UNCHARTED TERRITORY : a solo exhibition by Karen Wykerd
Opening reception: 12 June 6.00 till 8.00pm
Guest speaker: Claude Chandler
12 - 29 June 2019
50 Buitenkant Street, Cnr Roeland & Buitenkant Street, Cape Town.
Gallery hours: 10 - 5pm Mon to Friday, 10 - 1pm Saturdays
or by appointment
As humans, we are not provided with maps to our lives. Our animal instincts are non-existent or largely irrelevant in this age. So we turn instead to outside resources for guidelines: psychology, sociology, religion, biology and art.
In her upcoming solo exhibition ‘Uncharted Territory’, Karen Wykerd uses art to navigate her own life and encourage us to boldly explore our own. The new body of work includes her recognisable city imagery, as well as intricate embroideries, and paintings layered with hand-marbled paper.
Wykerd began painting her cityscapes as a way to acquaint herself with her new home city, after moving from Johannesburg to Cape Town. Operating in an uncertain world, the canvases provided a method of simply getting to know the area, by viewing and interacting with it from her own particular perspective. Now comfortably familiar with the Mother City, Wykerd is deviating from the known paths and everyday routes to explore what cartographers call ‘sleeping beauties’ – the blank spaces of uncharted territory on a map.
Wykerd’s use of unfamiliar techniques to create this body of work is also an exploration of new terrain, and a means to gain fresh insight into established themes.
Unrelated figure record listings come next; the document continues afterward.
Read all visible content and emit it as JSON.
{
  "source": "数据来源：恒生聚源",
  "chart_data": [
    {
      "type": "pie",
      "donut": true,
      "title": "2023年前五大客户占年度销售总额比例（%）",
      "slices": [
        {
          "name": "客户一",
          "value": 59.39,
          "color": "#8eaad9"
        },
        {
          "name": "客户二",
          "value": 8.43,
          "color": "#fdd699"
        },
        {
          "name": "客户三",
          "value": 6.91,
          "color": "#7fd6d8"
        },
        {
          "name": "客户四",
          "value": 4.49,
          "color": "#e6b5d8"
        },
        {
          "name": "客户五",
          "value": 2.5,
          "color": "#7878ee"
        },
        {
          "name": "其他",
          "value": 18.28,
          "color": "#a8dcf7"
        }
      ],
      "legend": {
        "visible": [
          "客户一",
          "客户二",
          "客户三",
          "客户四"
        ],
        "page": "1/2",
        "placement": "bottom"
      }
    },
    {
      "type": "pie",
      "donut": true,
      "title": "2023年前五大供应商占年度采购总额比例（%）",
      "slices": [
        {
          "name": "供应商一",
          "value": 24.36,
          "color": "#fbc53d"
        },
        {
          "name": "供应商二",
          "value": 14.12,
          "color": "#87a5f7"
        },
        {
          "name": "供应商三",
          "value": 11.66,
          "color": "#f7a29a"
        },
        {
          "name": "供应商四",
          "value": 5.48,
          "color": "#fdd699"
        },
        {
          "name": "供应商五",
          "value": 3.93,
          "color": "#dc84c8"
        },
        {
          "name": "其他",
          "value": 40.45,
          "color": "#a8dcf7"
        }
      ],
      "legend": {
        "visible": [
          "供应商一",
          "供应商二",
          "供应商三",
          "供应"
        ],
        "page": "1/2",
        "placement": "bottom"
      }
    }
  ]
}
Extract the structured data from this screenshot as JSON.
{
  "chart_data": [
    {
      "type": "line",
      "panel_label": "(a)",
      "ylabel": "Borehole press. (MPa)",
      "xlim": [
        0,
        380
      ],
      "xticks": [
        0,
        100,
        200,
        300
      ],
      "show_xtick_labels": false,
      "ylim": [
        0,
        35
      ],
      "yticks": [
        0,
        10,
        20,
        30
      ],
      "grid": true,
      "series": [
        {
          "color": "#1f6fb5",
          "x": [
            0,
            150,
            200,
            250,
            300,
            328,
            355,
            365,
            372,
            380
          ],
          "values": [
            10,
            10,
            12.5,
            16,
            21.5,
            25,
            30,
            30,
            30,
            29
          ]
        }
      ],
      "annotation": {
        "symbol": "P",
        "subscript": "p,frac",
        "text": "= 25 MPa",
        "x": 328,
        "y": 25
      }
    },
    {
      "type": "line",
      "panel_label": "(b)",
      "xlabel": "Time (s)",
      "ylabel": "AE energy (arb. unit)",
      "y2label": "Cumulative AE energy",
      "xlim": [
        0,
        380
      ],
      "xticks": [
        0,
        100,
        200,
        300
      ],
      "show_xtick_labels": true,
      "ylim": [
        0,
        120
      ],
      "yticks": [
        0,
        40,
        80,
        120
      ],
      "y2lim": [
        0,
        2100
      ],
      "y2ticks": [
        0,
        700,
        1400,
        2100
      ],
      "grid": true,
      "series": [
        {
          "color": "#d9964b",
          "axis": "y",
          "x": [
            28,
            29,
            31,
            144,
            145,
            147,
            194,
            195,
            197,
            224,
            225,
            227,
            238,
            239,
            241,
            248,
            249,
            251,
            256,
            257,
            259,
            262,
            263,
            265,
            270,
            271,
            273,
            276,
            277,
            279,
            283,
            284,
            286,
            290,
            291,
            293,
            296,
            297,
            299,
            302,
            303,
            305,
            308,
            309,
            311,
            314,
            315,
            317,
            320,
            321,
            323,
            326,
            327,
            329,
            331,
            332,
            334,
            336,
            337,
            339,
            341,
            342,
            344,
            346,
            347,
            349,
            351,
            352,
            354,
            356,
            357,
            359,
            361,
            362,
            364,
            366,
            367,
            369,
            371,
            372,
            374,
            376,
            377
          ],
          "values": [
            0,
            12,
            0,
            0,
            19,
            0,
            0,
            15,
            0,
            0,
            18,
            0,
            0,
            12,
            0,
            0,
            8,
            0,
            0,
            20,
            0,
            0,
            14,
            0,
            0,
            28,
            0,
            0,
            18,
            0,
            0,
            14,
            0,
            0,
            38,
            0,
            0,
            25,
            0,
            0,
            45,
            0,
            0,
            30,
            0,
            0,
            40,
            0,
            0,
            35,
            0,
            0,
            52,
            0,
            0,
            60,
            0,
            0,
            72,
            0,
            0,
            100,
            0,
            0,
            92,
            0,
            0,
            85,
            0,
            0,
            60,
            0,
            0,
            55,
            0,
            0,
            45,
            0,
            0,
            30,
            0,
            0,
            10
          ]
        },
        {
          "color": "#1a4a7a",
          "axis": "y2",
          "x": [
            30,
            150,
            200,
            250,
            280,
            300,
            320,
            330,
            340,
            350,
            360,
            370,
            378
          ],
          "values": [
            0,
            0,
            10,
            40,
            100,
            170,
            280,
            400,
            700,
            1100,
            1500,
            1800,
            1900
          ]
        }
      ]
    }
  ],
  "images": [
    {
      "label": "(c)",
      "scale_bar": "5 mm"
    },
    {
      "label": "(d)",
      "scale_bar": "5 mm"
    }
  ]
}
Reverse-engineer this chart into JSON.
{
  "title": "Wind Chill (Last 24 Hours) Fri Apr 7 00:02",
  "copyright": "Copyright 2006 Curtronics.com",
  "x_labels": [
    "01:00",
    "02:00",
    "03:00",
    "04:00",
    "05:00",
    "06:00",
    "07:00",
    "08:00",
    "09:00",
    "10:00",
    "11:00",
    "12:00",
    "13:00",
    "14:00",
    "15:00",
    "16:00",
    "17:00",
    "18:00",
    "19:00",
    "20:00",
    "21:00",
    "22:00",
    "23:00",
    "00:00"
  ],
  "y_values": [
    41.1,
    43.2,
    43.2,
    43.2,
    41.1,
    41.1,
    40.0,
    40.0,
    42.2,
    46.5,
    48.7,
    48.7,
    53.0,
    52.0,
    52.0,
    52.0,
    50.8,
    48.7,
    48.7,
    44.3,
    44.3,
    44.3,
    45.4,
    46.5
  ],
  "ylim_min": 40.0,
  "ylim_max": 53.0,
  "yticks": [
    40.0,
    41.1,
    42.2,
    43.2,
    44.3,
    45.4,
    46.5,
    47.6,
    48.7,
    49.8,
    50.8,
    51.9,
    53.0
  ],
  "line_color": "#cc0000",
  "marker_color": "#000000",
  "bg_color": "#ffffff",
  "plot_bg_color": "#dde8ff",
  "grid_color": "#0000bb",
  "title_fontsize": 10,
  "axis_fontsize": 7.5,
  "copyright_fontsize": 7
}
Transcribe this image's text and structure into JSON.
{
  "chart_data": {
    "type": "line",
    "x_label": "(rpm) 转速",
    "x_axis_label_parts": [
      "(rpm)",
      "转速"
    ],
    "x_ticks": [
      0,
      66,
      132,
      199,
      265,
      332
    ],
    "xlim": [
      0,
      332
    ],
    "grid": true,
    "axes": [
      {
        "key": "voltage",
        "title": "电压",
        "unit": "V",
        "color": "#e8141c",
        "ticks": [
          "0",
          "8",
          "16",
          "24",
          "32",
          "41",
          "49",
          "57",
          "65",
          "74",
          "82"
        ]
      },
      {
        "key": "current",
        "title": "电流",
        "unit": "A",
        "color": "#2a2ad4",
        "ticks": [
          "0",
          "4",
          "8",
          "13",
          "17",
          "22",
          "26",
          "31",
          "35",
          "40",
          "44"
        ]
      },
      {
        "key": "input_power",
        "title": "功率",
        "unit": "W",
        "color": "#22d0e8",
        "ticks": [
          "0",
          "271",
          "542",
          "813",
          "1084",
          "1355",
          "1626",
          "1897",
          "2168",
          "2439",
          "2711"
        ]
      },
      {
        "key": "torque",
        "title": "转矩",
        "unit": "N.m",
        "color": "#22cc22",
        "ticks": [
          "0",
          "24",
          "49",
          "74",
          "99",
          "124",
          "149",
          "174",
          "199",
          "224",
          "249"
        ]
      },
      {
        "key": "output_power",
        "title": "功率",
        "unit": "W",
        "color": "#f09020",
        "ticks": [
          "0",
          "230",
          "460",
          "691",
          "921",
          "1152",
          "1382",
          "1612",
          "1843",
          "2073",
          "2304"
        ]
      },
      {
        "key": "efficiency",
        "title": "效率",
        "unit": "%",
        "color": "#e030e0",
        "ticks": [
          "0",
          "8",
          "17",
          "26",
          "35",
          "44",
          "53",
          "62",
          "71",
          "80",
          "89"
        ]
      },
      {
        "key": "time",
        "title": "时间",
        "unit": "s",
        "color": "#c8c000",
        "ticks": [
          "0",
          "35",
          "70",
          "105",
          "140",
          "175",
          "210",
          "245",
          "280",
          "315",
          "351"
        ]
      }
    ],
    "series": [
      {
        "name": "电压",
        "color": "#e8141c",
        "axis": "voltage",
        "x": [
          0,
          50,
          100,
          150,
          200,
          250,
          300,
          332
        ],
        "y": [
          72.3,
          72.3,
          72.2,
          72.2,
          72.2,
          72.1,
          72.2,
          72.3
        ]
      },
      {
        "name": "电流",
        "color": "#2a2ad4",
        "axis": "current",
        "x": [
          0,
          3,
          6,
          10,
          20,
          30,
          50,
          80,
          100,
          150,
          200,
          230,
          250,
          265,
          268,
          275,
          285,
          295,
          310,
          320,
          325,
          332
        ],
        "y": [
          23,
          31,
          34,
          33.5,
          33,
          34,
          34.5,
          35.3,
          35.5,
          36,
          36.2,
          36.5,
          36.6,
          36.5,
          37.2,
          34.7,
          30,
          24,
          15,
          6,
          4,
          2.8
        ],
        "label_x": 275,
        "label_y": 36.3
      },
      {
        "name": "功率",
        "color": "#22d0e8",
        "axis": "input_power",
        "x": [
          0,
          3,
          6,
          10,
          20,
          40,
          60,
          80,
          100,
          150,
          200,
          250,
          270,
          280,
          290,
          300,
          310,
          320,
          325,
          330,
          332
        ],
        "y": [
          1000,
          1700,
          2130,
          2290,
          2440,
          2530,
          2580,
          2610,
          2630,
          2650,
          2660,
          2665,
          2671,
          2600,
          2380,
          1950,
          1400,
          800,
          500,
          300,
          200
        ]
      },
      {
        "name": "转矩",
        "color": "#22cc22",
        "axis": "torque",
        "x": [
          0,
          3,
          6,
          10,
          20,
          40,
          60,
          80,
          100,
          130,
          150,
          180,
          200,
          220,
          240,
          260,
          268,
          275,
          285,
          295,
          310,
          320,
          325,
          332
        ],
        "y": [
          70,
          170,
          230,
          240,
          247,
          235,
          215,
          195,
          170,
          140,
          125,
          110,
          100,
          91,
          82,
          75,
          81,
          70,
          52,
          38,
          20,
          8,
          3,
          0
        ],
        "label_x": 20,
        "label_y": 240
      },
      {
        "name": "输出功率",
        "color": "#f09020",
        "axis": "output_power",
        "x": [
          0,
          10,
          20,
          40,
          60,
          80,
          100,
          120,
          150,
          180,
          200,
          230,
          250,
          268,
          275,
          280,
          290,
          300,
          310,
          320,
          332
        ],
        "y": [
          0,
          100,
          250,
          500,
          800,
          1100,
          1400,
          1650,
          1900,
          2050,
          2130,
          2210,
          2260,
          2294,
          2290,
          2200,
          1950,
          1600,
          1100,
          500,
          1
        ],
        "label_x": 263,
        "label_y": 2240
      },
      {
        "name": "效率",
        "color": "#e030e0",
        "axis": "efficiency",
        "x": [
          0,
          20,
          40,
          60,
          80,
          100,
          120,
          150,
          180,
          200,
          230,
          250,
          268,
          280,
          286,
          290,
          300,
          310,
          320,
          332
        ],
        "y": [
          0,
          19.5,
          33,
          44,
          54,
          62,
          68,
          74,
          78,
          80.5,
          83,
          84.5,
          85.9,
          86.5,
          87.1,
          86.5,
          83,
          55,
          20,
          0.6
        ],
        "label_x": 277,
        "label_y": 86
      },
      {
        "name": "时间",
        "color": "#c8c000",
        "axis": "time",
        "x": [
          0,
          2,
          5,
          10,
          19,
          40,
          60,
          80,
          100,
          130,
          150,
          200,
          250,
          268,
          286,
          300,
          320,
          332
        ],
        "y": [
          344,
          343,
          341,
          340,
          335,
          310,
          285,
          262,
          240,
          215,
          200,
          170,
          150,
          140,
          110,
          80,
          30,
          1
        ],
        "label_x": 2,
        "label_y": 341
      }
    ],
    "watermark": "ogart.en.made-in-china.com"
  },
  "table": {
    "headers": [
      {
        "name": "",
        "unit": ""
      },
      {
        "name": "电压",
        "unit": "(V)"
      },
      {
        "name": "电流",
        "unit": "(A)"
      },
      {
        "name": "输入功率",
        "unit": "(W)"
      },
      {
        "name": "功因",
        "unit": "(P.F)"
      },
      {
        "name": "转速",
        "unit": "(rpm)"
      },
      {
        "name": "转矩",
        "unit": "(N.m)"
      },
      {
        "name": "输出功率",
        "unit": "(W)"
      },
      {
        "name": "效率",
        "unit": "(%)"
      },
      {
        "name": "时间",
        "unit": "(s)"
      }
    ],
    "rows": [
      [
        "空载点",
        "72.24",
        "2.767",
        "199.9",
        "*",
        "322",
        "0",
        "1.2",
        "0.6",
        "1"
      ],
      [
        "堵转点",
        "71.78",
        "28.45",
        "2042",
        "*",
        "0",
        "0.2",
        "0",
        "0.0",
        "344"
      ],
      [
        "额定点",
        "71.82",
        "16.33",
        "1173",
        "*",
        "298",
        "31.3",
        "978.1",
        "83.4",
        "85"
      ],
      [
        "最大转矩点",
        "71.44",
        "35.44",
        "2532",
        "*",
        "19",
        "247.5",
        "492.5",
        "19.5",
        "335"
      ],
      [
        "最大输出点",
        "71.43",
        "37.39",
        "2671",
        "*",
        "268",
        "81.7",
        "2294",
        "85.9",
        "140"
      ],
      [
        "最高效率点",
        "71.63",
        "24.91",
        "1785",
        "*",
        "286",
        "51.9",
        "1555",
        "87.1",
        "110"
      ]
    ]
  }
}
While the marbling resembles the carefully delineated contours of a map, for example, it is actually highly unpredictable. Created spontaneously through chance and manipulation at a remove, the control of the outcome is much less than with the considered mark-making of painting.
Chance is what has been driving Wykerd’s recent work because, as she quotes frankly, “If you want something you’ve never had before, you must be willing to do something you’ve never done.” The scenes in this collection are the result of her determined but spontaneous pursuit of light and its transformative effect on the urban landscape, and how this landscape can be understood.
Perception, and the alteration of perception, is at the core of ‘Uncharted Territory’. A shift from vertical to horizontal perspective can either increase or decrease the amount of visual information available. A panorama glimpsed in the distance becomes something completely different when viewed close-up (as Wykerd’s embroideries appear to be a cohesive image from afar but, when viewed more closely, can be distinguished as tiny individual stitches of different threads). A building concealed in shadow on one side is transmuted by sunlight on the next corner. The erratic winds of Cape Town can change the city’s mood in moments (as anyone who’s been caught unexpectedly without a raincoat will know). Wykerd captures these observations first by camera and then in pigment or thread, and uses them to build up a ‘map’ of the city. The human mind creates maps to better understand the world through the process of abstraction – the removal of unnecessary or irrelevant information.
What Wykerd captures of Cape Town (and leaves out) says as much about her as it does about the city itself. She negotiates architectural principles and the actual randomness of lived experience by balancing her canvases between strict geometry and soft dissolution. Figures populate the scenes only at a distance, with their faces turned away or indistinguishable. In a city as busy as Cape Town, it is perhaps ironically easy to feel alone in the crowds. The city is not, however, an unlovely or melancholy place. Wykerd transforms the greys of concrete and tar into rosy warmth or vivid green, romanticising the grimy reality, and reminding us of the abundant nature we sometimes ignore, which is such a fundamental part of this city, lying as it does between mountains and sea. The interstices of walls and windows dissipate towards the edges of the works; nothing can ever be known or defined in its entirety.
By interspersing an overarching vision of the city with quiet meditations on individual scenes, Wykerd mimics the paths of life, where our intentions are waylaid by happenstance. The unexpected can push one’s awareness in a new direction, giving rise to fresh and deeper understanding, as well as acceptance. Losing one’s way has always been, after all, about finding one’s self.